Agents to the Rescue

And this brings us to the realization that porting a complex algorithm is rarely a single-step process. It's nice if an LLM can "one-shot" it, but if I was to design an AI "agent" to implement a porting task I'd want it's workflow to be something like this:

  1. Come up with a plan for the port - e.g. which methods or files to do first, what naming and tech changes are required
  2. Define a recipe for how the port should be done - to ensure consistent use of the language features and techniques you want to use. In my case, favouring the use of Span<T> for example
  3. Create a characterization test suite around the original code - capture how it behaves in various scenarios
  4. Actually perform the port of the code, chunking it into right-sized pieces that the LLM can handle in a single shot
  5. Compile the code and fix build errors
  6. Apply the same tests to the ported code and verify that it behaves similarly.

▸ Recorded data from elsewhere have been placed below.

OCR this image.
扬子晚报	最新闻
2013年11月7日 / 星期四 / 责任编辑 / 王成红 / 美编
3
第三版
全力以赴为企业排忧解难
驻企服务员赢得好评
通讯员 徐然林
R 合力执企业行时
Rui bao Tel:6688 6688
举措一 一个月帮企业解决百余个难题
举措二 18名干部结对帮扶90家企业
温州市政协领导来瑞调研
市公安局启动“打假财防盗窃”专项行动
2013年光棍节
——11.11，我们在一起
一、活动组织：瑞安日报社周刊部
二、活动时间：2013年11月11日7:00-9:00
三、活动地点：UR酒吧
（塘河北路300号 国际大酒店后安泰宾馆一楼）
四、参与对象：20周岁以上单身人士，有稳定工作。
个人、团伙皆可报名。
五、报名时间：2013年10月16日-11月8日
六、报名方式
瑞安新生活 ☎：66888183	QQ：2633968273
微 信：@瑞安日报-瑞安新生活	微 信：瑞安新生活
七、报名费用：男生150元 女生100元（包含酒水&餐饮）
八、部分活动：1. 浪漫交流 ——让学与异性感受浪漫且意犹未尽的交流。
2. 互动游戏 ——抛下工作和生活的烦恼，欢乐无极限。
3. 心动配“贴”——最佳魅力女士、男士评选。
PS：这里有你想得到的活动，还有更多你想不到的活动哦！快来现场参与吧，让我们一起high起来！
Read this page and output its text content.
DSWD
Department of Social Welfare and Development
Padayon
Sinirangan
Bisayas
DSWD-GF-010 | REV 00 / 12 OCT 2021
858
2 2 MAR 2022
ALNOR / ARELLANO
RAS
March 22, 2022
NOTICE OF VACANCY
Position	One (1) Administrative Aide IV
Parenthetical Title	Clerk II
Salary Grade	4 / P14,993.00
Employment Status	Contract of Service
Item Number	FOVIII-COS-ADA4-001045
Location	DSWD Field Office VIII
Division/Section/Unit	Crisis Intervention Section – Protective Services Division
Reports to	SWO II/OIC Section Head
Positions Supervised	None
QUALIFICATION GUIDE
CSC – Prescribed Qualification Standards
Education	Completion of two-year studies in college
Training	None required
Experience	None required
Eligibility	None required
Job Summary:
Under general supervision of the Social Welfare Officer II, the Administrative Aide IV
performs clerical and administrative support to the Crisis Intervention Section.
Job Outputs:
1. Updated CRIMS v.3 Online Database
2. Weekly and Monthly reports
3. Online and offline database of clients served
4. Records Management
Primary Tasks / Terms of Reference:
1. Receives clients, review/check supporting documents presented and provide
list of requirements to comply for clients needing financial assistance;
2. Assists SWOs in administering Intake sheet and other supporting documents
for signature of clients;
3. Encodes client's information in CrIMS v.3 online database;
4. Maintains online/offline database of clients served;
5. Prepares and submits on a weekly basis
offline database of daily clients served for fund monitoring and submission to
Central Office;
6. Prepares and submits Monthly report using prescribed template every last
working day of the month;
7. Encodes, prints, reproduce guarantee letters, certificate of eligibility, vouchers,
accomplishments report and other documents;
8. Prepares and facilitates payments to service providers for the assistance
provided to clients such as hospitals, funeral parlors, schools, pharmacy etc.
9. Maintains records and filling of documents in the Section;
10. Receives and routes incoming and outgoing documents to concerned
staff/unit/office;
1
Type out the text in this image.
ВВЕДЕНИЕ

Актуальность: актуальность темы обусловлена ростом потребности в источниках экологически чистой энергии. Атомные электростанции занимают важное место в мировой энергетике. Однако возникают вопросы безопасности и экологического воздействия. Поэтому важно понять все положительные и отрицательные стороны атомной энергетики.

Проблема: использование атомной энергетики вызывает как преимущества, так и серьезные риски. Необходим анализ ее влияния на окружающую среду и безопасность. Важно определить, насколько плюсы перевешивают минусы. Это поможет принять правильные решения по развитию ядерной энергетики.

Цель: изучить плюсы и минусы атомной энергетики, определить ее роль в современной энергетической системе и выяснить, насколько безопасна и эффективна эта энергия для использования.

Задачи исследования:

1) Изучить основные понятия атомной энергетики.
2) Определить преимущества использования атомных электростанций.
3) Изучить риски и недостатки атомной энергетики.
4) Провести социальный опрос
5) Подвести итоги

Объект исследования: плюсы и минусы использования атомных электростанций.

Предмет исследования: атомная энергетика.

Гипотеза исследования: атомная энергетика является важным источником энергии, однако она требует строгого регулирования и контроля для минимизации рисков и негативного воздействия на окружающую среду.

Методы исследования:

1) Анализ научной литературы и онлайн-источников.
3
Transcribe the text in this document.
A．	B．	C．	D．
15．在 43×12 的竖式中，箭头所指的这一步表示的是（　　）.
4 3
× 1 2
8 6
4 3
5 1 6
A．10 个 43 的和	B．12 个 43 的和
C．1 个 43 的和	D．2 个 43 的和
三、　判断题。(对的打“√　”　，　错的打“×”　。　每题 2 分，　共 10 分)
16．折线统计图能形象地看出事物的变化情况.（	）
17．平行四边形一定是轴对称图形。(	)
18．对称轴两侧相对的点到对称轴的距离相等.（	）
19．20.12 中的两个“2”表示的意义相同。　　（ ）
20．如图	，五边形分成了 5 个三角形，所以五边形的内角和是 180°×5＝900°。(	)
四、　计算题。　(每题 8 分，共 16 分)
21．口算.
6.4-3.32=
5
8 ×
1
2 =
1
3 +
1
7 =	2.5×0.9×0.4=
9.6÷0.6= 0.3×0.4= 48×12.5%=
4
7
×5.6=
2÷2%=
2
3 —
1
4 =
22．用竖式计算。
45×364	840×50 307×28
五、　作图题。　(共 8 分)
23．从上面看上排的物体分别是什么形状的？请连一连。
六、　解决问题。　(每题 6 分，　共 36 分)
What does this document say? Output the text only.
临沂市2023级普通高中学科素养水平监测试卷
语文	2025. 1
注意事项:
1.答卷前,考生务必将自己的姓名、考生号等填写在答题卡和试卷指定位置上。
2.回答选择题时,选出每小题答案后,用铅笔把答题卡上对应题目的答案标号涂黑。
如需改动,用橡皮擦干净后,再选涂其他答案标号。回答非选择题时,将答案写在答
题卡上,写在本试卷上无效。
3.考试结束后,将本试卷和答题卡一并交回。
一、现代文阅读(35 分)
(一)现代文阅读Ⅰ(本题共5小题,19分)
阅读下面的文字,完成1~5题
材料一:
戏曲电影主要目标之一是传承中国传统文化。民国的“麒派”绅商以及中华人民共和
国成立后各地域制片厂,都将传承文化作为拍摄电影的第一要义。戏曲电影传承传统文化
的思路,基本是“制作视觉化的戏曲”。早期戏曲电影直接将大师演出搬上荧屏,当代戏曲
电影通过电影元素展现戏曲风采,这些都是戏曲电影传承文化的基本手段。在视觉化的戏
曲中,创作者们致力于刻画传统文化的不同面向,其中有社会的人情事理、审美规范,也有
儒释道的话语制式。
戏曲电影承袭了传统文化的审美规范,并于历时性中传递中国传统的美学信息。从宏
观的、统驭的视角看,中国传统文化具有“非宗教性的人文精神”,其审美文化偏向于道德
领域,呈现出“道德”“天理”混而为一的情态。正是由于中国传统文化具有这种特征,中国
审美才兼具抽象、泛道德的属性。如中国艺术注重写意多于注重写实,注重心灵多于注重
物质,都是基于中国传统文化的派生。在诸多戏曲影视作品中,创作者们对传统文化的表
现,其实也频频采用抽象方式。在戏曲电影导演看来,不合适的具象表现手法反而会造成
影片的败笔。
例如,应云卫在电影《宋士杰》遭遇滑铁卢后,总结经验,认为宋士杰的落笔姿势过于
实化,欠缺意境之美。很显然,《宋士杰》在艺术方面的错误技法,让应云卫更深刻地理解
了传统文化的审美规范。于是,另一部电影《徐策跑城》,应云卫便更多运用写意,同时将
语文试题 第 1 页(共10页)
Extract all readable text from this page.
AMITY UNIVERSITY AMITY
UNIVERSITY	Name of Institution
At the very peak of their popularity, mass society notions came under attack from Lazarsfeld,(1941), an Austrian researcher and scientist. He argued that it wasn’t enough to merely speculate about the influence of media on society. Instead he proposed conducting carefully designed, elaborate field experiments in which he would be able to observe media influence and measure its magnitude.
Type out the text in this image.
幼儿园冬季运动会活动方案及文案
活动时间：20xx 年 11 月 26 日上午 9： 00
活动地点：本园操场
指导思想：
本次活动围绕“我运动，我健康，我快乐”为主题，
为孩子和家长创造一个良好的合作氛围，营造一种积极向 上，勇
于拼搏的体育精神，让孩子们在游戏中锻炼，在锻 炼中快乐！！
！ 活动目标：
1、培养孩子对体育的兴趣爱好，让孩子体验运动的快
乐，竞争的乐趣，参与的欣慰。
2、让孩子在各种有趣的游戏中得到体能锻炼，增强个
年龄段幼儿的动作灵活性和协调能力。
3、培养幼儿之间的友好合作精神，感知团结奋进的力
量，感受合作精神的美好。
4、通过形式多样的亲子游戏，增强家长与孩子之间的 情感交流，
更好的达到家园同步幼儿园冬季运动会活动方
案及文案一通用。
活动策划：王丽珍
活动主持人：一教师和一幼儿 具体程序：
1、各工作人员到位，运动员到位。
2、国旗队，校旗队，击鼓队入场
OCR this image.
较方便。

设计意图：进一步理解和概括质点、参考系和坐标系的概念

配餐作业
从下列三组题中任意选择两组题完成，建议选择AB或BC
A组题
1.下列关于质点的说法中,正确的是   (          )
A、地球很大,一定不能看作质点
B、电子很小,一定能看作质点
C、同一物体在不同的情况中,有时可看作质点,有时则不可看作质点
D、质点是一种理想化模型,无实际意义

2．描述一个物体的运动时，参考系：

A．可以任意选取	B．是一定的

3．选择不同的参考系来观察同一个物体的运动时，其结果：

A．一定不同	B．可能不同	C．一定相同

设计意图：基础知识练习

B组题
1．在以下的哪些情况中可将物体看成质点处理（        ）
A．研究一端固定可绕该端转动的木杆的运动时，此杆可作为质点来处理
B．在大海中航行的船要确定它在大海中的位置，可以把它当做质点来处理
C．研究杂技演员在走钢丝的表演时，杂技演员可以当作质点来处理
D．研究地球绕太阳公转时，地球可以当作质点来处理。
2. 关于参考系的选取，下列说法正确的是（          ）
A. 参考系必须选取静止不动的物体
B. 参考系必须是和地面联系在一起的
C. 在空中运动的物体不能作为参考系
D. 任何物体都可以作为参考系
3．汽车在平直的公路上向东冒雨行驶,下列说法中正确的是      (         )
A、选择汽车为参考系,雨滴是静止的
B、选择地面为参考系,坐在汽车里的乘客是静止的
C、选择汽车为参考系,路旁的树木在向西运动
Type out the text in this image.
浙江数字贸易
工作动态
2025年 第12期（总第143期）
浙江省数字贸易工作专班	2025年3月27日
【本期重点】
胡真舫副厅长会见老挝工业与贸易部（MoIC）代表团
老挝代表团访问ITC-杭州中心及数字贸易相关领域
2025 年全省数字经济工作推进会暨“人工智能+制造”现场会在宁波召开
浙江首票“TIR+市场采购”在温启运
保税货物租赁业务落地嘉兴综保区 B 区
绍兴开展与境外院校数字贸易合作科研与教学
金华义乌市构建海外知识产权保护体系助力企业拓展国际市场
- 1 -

My version of GitHub Copilot doesn't yet have the "agent" mode available, but I expect it won't be long, and I'd like to try this out once it's available.

My quick experiment has clearly shown we are not yet at the place where LLMs can flawlessly convert a source code file from one language to another. But it is still incredible how far we've come - even the rough and ready first-draft of the resampler port would have been a huge timesaver for me back in the day. And perhaps agents iterating with a plan like the one I suggested above will expand the scope of what can be ported even further.

For example, there's an amazing conversion of the Opus codec to .NET, but its out of date now and the original author understandably does not have the time to bring it back into sync with the latest version of the original. Again, this monumental task is something that I can imagine will become possible in the near future.

I'd love to know if any of you have had success porting a non-trivial codebase from one language to another with LLMs. What challenges did you face doing it, or did it go smoothly?